Balancerende vectorberekening, voorbeelden, oefeningen

2499
Simon Doyle

De in evenwicht brengende vector Het is degene die tegengesteld is aan de resulterende vector en daarom in staat is om een ​​systeem in evenwicht te brengen, omdat het dezelfde grootte en dezelfde richting heeft, maar de tegenovergestelde richting hiervan.

In veel gevallen verwijst de evenwichtsvector naar een krachtvector. Om de balanskracht te berekenen, moet u eerst de resulterende kracht bepalen, zoals weergegeven in de volgende afbeelding:

Figuur 1. Twee krachten werken op een lichaam waarvan het resultaat wordt gecompenseerd door de kracht in turkooizen kleur.
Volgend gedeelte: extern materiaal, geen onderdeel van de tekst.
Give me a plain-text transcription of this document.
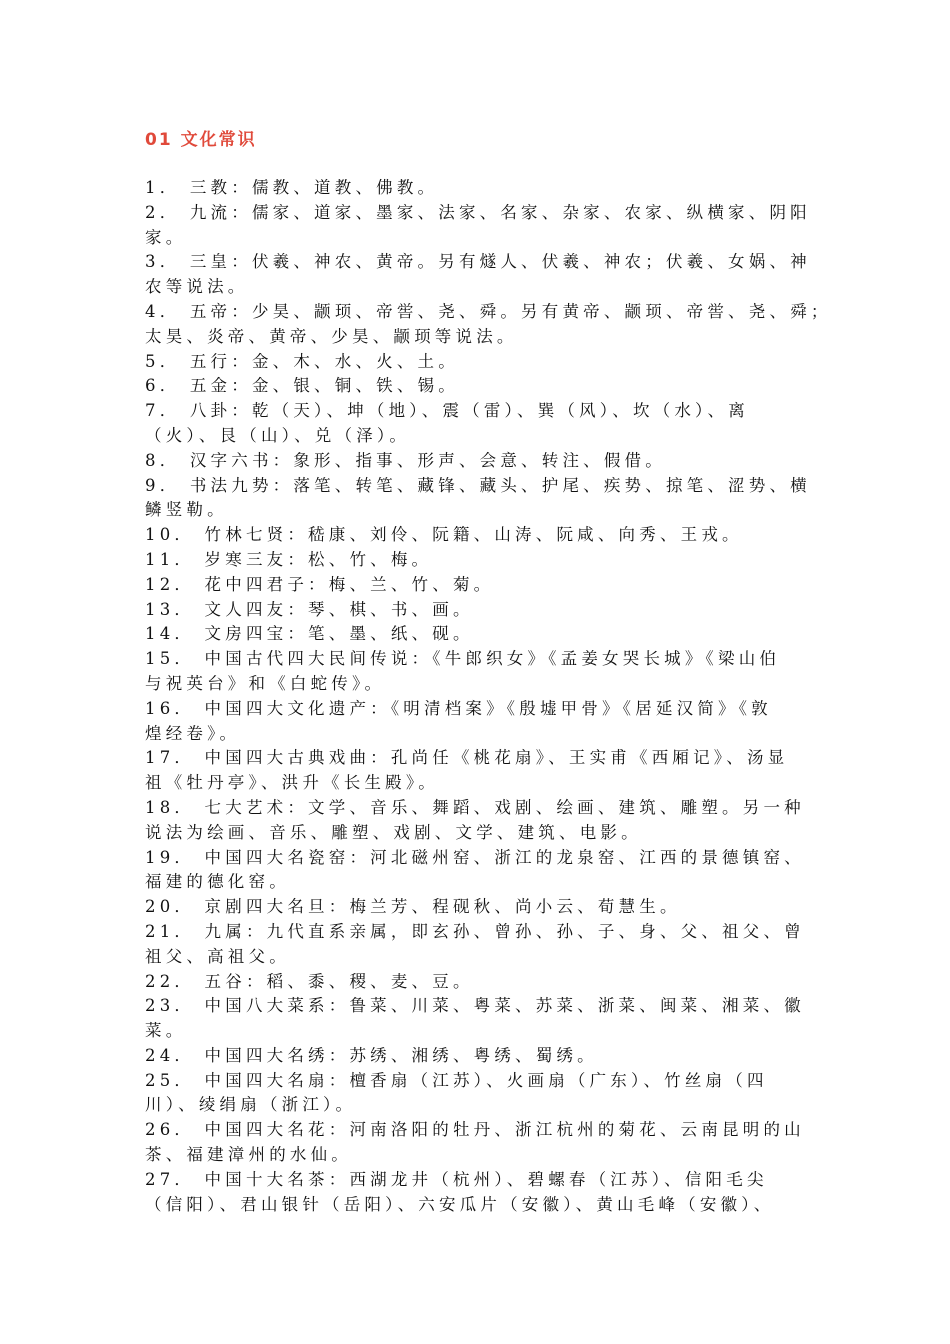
01 文化常识
1． 三教：儒教、道教、佛教。
2． 九流：儒家、道家、墨家、法家、名家、杂家、农家、纵横家、阴阳
家。
3． 三皇：伏羲、神农、黄帝。另有燧人、伏羲、神农；伏羲、女娲、神
农等说法。
4． 五帝：少昊、颛顼、帝喾、尧、舜。另有黄帝、颛顼、帝喾、尧、舜；
太昊、炎帝、黄帝、少昊、颛顼等说法。
5． 五行：金、木、水、火、土。
6． 五金：金、银、铜、铁、锡。
7． 八卦：乾（天）、坤（地）、震（雷）、巽（风）、坎（水）、离
（火）、艮（山）、兑（泽）。
8． 汉字六书：象形、指事、形声、会意、转注、假借。
9． 书法九势：落笔、转笔、藏锋、藏头、护尾、疾势、掠笔、涩势、横
鳞竖勒。
10． 竹林七贤：嵇康、刘伶、阮籍、山涛、阮咸、向秀、王戎。
11． 岁寒三友：松、竹、梅。
12． 花中四君子：梅、兰、竹、菊。
13． 文人四友：琴、棋、书、画。
14． 文房四宝：笔、墨、纸、砚。
15． 中国古代四大民间传说：《牛郎织女》《孟姜女哭长城》《梁山伯
与祝英台》和《白蛇传》。
16． 中国四大文化遗产：《明清档案》《殷墟甲骨》《居延汉简》《敦
煌经卷》。
17． 中国四大古典戏曲：孔尚任《桃花扇》、王实甫《西厢记》、汤显
祖《牡丹亭》、洪升《长生殿》。
18． 七大艺术：文学、音乐、舞蹈、戏剧、绘画、建筑、雕塑。另一种
说法为绘画、音乐、雕塑、戏剧、文学、建筑、电影。
19． 中国四大名瓷窑：河北磁州窑、浙江的龙泉窑、江西的景德镇窑、
福建的德化窑。
20． 京剧四大名旦：梅兰芳、程砚秋、尚小云、荀慧生。
21． 九属：九代直系亲属，即玄孙、曾孙、孙、子、身、父、祖父、曾
祖父、高祖父。
22． 五谷：稻、黍、稷、麦、豆。
23． 中国八大菜系：鲁菜、川菜、粤菜、苏菜、浙菜、闽菜、湘菜、徽
菜。
24． 中国四大名绣：苏绣、湘绣、粤绣、蜀绣。
25． 中国四大名扇：檀香扇（江苏）、火画扇（广东）、竹丝扇（四
川）、绫绢扇（浙江）。
26． 中国四大名花：河南洛阳的牡丹、浙江杭州的菊花、云南昆明的山
茶、福建漳州的水仙。
27． 中国十大名茶：西湖龙井（杭州）、碧螺春（江苏）、信阳毛尖
（信阳）、君山银针（岳阳）、六安瓜片（安徽）、黄山毛峰（安徽）、
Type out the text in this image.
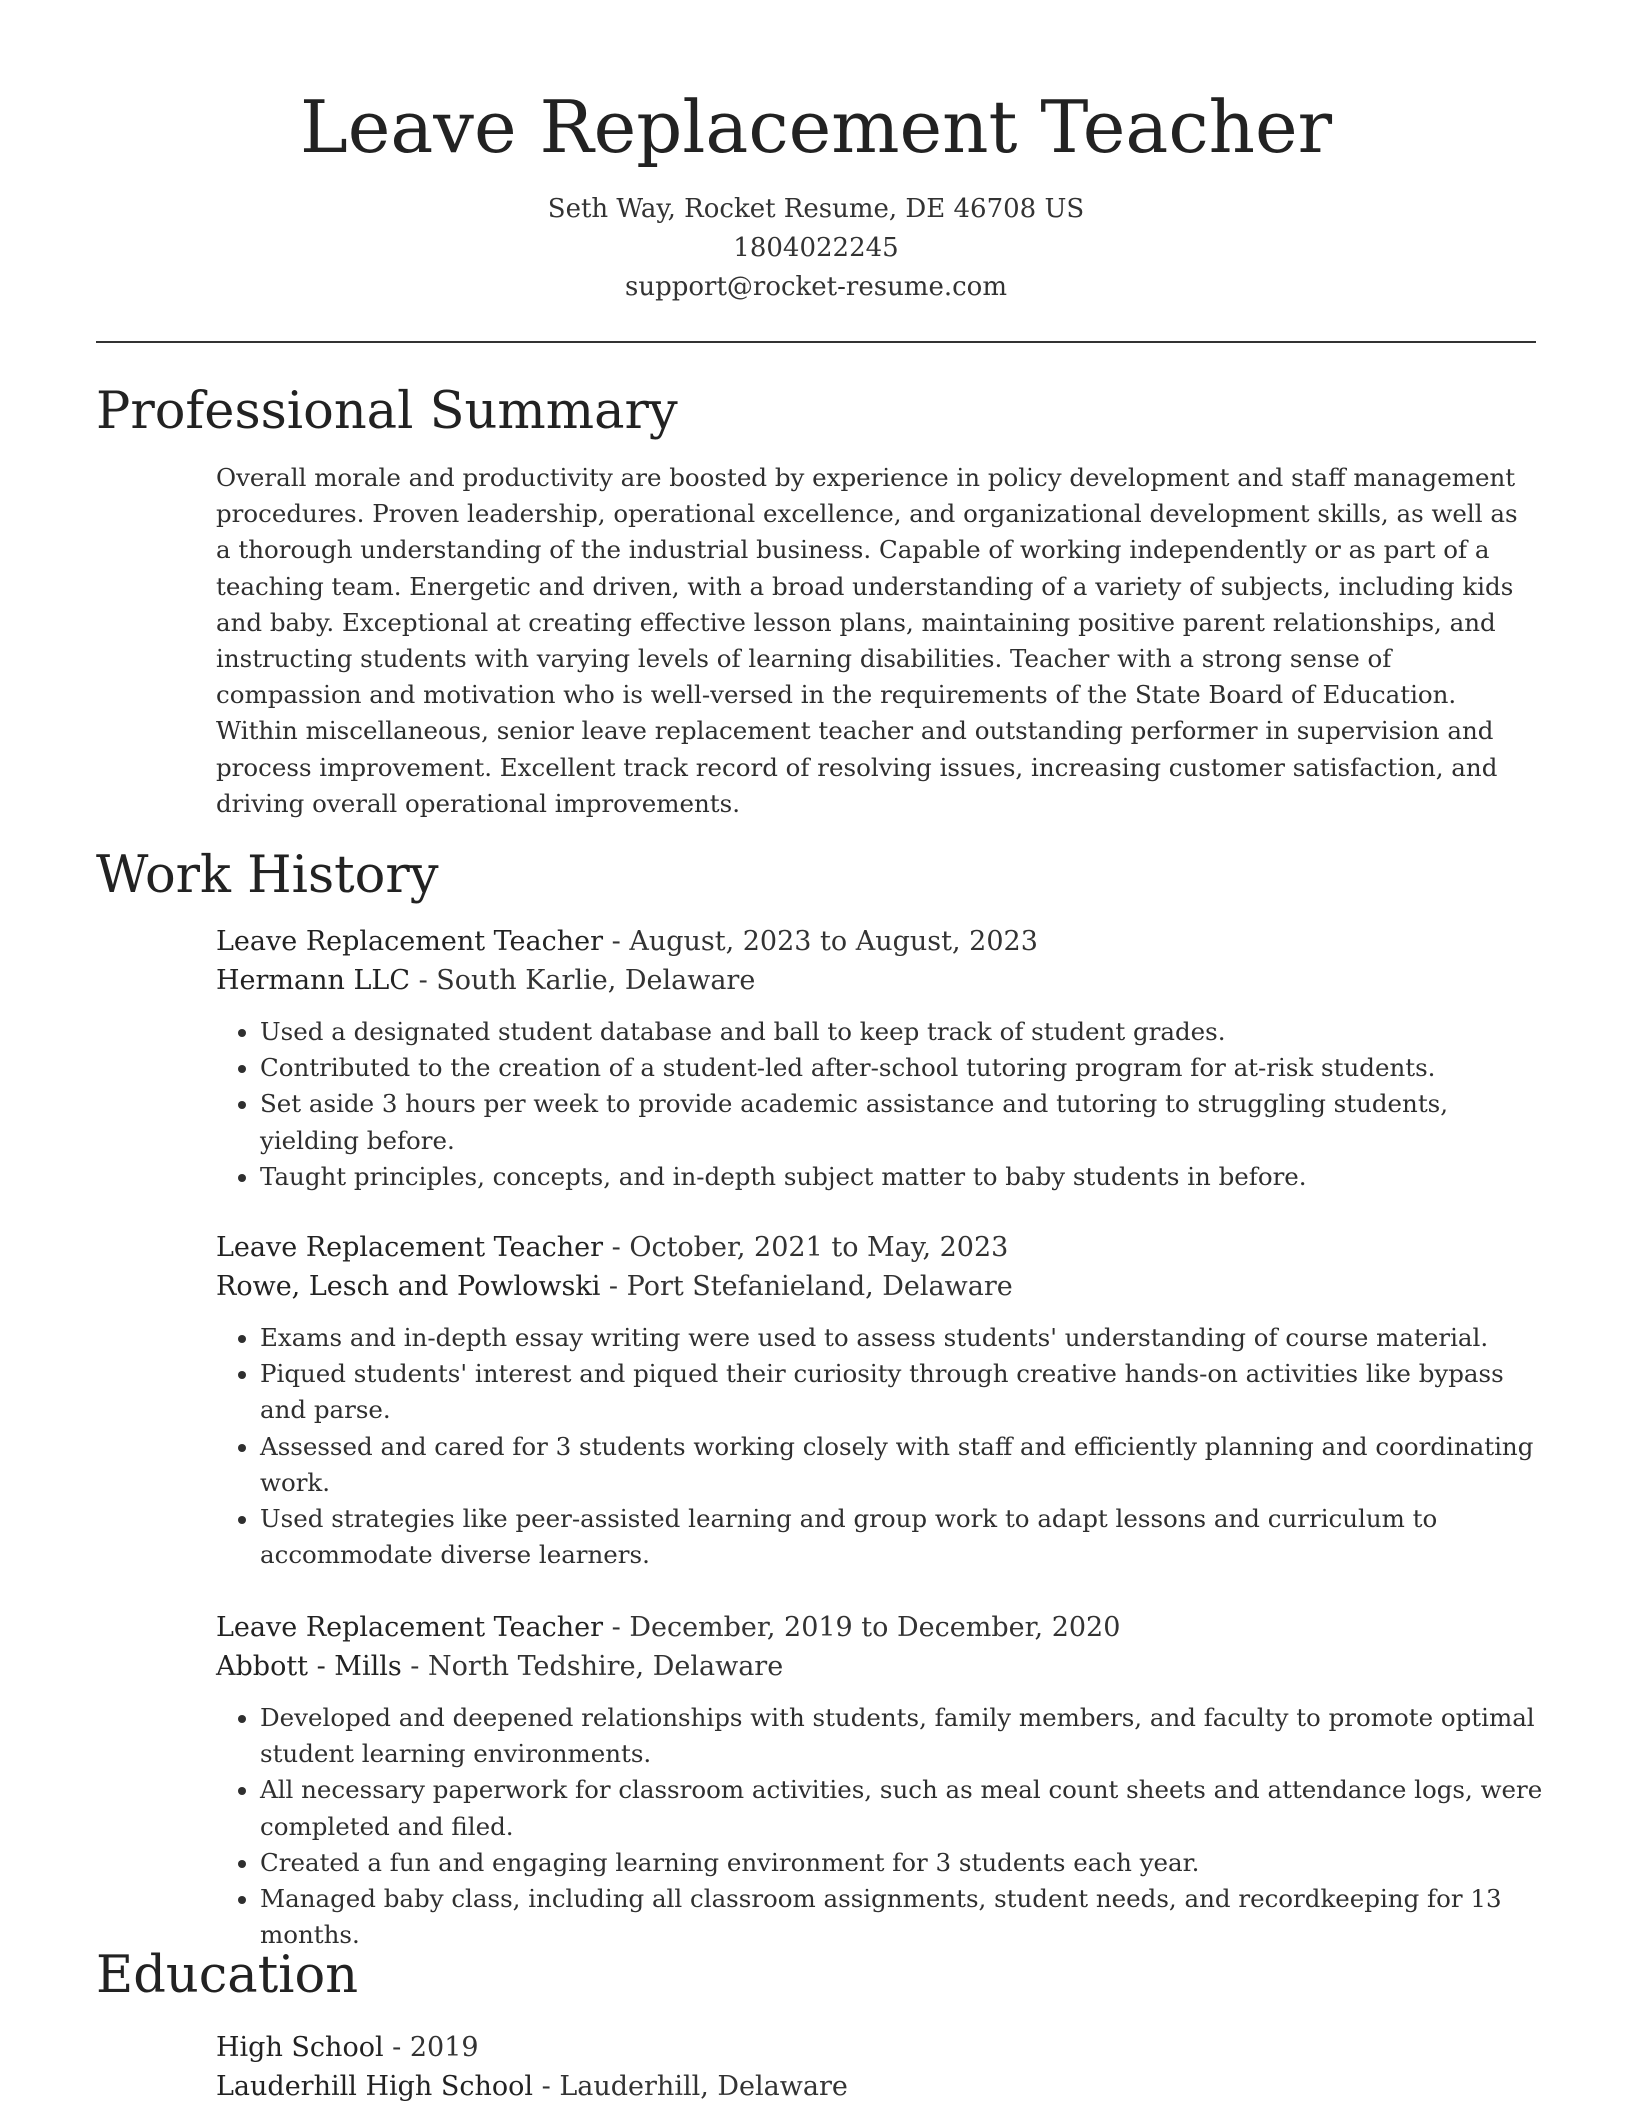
Leave Replacement Teacher
Seth Way, Rocket Resume, DE 46708 US
1804022245
support@rocket-resume.com
Professional Summary

Overall morale and productivity are boosted by experience in policy development and staff management procedures. Proven leadership, operational excellence, and organizational development skills, as well as a thorough understanding of the industrial business. Capable of working independently or as part of a teaching team. Energetic and driven, with a broad understanding of a variety of subjects, including kids and baby. Exceptional at creating effective lesson plans, maintaining positive parent relationships, and instructing students with varying levels of learning disabilities. Teacher with a strong sense of compassion and motivation who is well-versed in the requirements of the State Board of Education. Within miscellaneous, senior leave replacement teacher and outstanding performer in supervision and process improvement. Excellent track record of resolving issues, increasing customer satisfaction, and driving overall operational improvements.

Work History

Leave Replacement Teacher - August, 2023 to August, 2023

Hermann LLC - South Karlie, Delaware

• Used a designated student database and ball to keep track of student grades.
• Contributed to the creation of a student-led after-school tutoring program for at-risk students.
• Set aside 3 hours per week to provide academic assistance and tutoring to struggling students, yielding before.
• Taught principles, concepts, and in-depth subject matter to baby students in before.

Leave Replacement Teacher - October, 2021 to May, 2023

Rowe, Lesch and Powlowski - Port Stefanieland, Delaware

• Exams and in-depth essay writing were used to assess students' understanding of course material.
• Piqued students' interest and piqued their curiosity through creative hands-on activities like bypass and parse.
• Assessed and cared for 3 students working closely with staff and efficiently planning and coordinating work.
• Used strategies like peer-assisted learning and group work to adapt lessons and curriculum to accommodate diverse learners.

Leave Replacement Teacher - December, 2019 to December, 2020

Abbott - Mills - North Tedshire, Delaware

• Developed and deepened relationships with students, family members, and faculty to promote optimal student learning environments.
• All necessary paperwork for classroom activities, such as meal count sheets and attendance logs, were completed and filed.
• Created a fun and engaging learning environment for 3 students each year.
• Managed baby class, including all classroom assignments, student needs, and recordkeeping for 13 months.
Education

High School - 2019

Lauderhill High School - Lauderhill, Delaware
Bron: zelf gemaakt.

Er zijn verschillende methoden om deze taak uit te voeren, afhankelijk van de beschikbare gegevens. Omdat de krachten vectoren zijn, is de resultante de vectorsom van de deelnemende krachten:

F.RF.1 + F.twee + F.3 +  ​ .

Onder de te gebruiken methoden zijn grafische methoden zoals polygonale methoden, parallellogrammen en analytische methoden zoals decompositie van krachten in hun cartesiaanse componenten. In het voorbeeld gebruikte de figuur de parallellogrammethode.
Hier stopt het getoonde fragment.